The Richmond, Va.-based distributor reported fourth-quarter net sales of $16.8 billion, up 11.5% from a year ago, and net income of $131.5 million. Adjusted EBITDA jumped 20% to $546.9 million. For the full fiscal year, revenue climbed 9% to $63.2 billion, while net income rose 12% to $451.7 million.
Executives said the company’s “Performance Food Group One” strategy—aimed at cross-segment growth in foodservice, convenience, and specialty distribution—is paying off despite a still uneven recovery in the food-away-from-home market.
A major part of that plan is talent. PFGC expanded its salesforce by 8.8% in fiscal 2025, the most aggressive hiring push in years. The move helped lift organic independent case growth 4.6% for the year and 5.9% in the fourth quarter, outpacing broader restaurant traffic trends.
“The investments we’re making in our people now will enable us to significantly accelerate growth as the industry finds its footing,” CEO George Holm told analysts on a recent earnings call.
Beyond independent restaurants, PFGC has shifted its chain portfolio toward higher-performing partners and signed new long-term deals that boosted chain case growth by 4.5% in the fourth quarter. In convenience, Core-Mark offset industry-wide declines with new foodservice programs and won business from more than 1,000 additional stores that will come online in 2026. Specialty distribution also rebounded, with vending, office coffee, and retail channels showing strength and the e-commerce platform continuing to post double-digit growth.

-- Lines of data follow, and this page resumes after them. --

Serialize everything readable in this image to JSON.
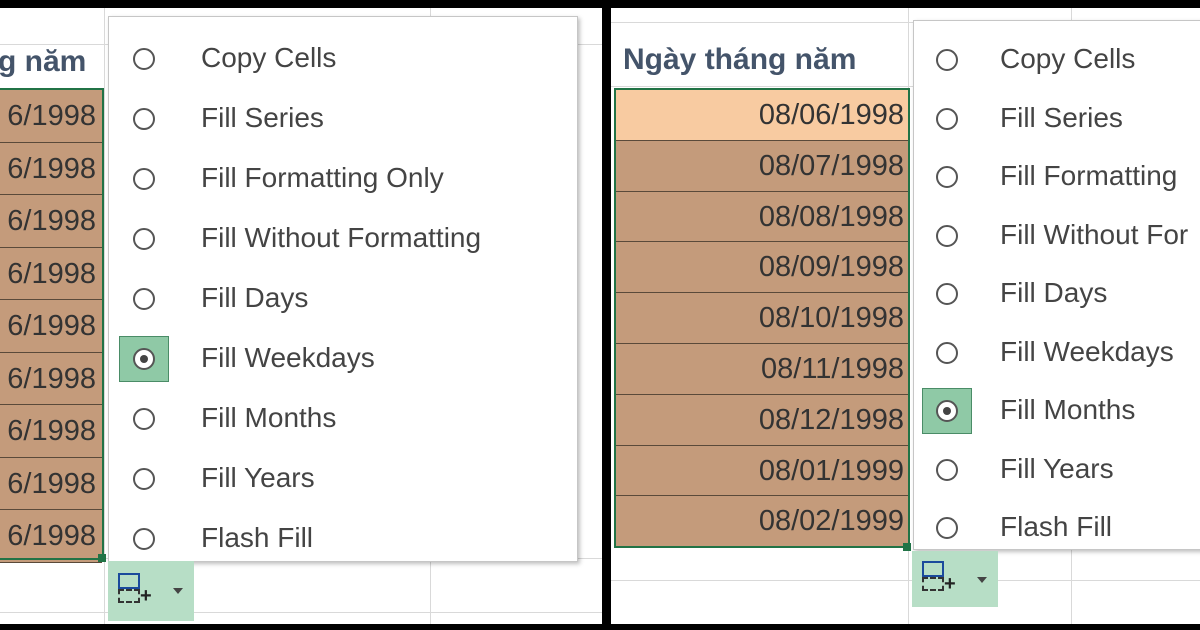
{
  "left": {
    "header": "g năm",
    "dates": [
      "6/1998",
      "6/1998",
      "6/1998",
      "6/1998",
      "6/1998",
      "6/1998",
      "6/1998",
      "6/1998",
      "6/1998"
    ],
    "menu_items": [
      {
        "label": "Copy Cells",
        "selected": false
      },
      {
        "label": "Fill Series",
        "selected": false
      },
      {
        "label": "Fill Formatting Only",
        "selected": false
      },
      {
        "label": "Fill Without Formatting",
        "selected": false
      },
      {
        "label": "Fill Days",
        "selected": false
      },
      {
        "label": "Fill Weekdays",
        "selected": true
      },
      {
        "label": "Fill Months",
        "selected": false
      },
      {
        "label": "Fill Years",
        "selected": false
      },
      {
        "label": "Flash Fill",
        "selected": false
      }
    ]
  },
  "right": {
    "header": "Ngày tháng năm",
    "dates": [
      "08/06/1998",
      "08/07/1998",
      "08/08/1998",
      "08/09/1998",
      "08/10/1998",
      "08/11/1998",
      "08/12/1998",
      "08/01/1999",
      "08/02/1999"
    ],
    "menu_items": [
      {
        "label": "Copy Cells",
        "selected": false
      },
      {
        "label": "Fill Series",
        "selected": false
      },
      {
        "label": "Fill Formatting",
        "selected": false
      },
      {
        "label": "Fill Without For",
        "selected": false
      },
      {
        "label": "Fill Days",
        "selected": false
      },
      {
        "label": "Fill Weekdays",
        "selected": false
      },
      {
        "label": "Fill Months",
        "selected": true
      },
      {
        "label": "Fill Years",
        "selected": false
      },
      {
        "label": "Flash Fill",
        "selected": false
      }
    ]
  },
  "colors": {
    "selection": "#217346",
    "cell_tan": "#c49b7b",
    "cell_peach": "#f8cba1",
    "header_text": "#44546a"
  },
  "icons": {
    "autofill": "auto-fill-options-icon",
    "dropdown": "caret-down-icon"
  }
}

On capital allocation, PFGC is balancing investments in warehouse and fleet expansion with debt reduction, selective M&A, and stock buybacks. Recent acquisitions of Cheney Brothers and Jose Santiago are now being integrated, with management signaling more deals could follow if they meet strict return thresholds.
The board also dismissed a recent approach from rival US Foods, which sought information on a business combination. Executives said any transaction would need to clear a “high bar” on valuation and regulatory certainty, stressing confidence in PFGC’s stand-alone growth strategy.
For fiscal 2026, the company projected revenue of $67–68 billion and adjusted EBITDA of $1.9–2.0 billion, consistent with targets outlined at its May Investor Day.
“We are executing at a high level, continuing to make progress on our three-year plan,” Holm said. “Performance Food Group is building a formidable organization set up to grow and win for many years to come.”